It is good to know that The Oregonian thinks children should be the final arbiters of whether Oregon’s Intimidation laws have been broken in the case of the Tri Met light rail beating.
Yes, Karley told me, one of the strangers referred to her as “white girl.” But it was an encounter of a hundred insults. The girls were drunk on their own spit. These are the things bullies say.
“I really don’t think they singled me out because I was white,” the Centennial Middle Schooler said. “This wasn’t a racial thing.” (Remember, she was there.)
This rose colored view of the purpose of why Oregon’s intimidation (not hate) laws exist is not only light-between-the-ears it is dangerous.

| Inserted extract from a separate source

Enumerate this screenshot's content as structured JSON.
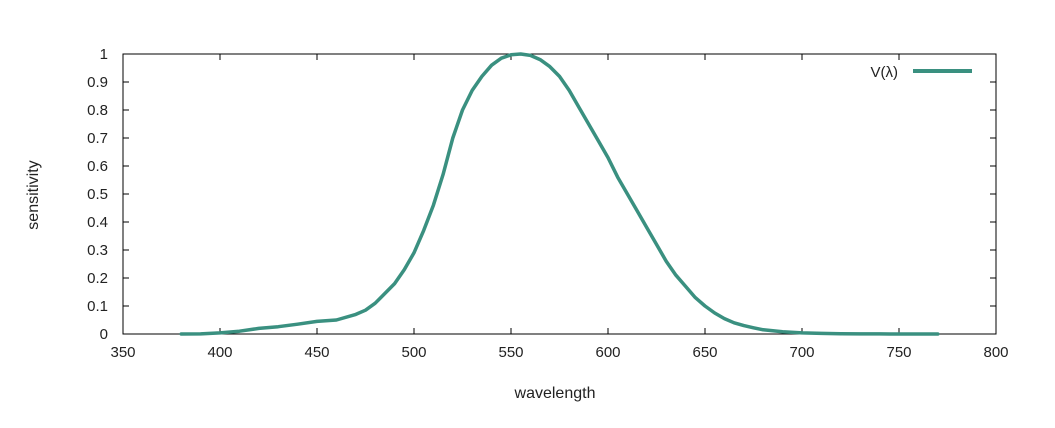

This view pretends that somehow by using language like, “spit drunk”,”a hundred insults” and “thugs” to either distract or intentionally disregard the specific language and intent of the law that we should all just move on because there is nothing to see here.
But this is what Karley told KOINLocal6 news about what her attackers said to her,
“In their words it’s like, ‘this white girl this,’ ‘this white girl that.” “..thinks she can talk to us this way,’ and I was like, why does my race have to be put into it, this isn’t like, I don’t get it, I was not raised like that to put race into anything.”
See her comment at :44 here.
ORS 166.155 Intimidation in the second degree. ( 1) A person commits the crime of intimidation in the second degree if the person(b) Intentionally subjects another to offensive physical contact because of person’s perception of the other’s race,color,religion,sexual orientation or national origin; a Class A Misdemeanor.orORS 166.165 Intimidation in the first degree. (1) Two or more persons to acting together commit the crime of intimidation in the first degree, if the persons:(b) Intentionally because of the actors’ perception of the others’ race,color,religion,sexual orientation or national origin place another in fear of imminent serious physical injury; a Class C Felony.
If you don’t trust police to make that distinction then let’s ask a Grand Jury. Let’s present the police reports and show the associated video to a jury of citizens the District Attorney often relies on to decide whether the elements of a crime exist in a given situation to charge the crime. Then we can all be as assured as our system allows that the intent of the law is judged not by irrelevant rhetoric around hate and an amateurish analysis but by the judgment of citizens who will want the intent of law followed.
What we do know is that he just plain forgot to mention the police were a full two weeks late in investigating. According to the family, the responding Transit officer tried to talk the 14 year old into not filing charges. They say he even told the teen she “didn’t look too good” in the video he’d seen. I wonder whose video he saw. Tri Met’s says its four cameras malfunctioned at the time of the beat down. Police say they didn’t make headway in the case until they saw the tape nearby on YouTube. Wonder what tape the officer saw that day.
Rose didn’t mention that tidbit, either.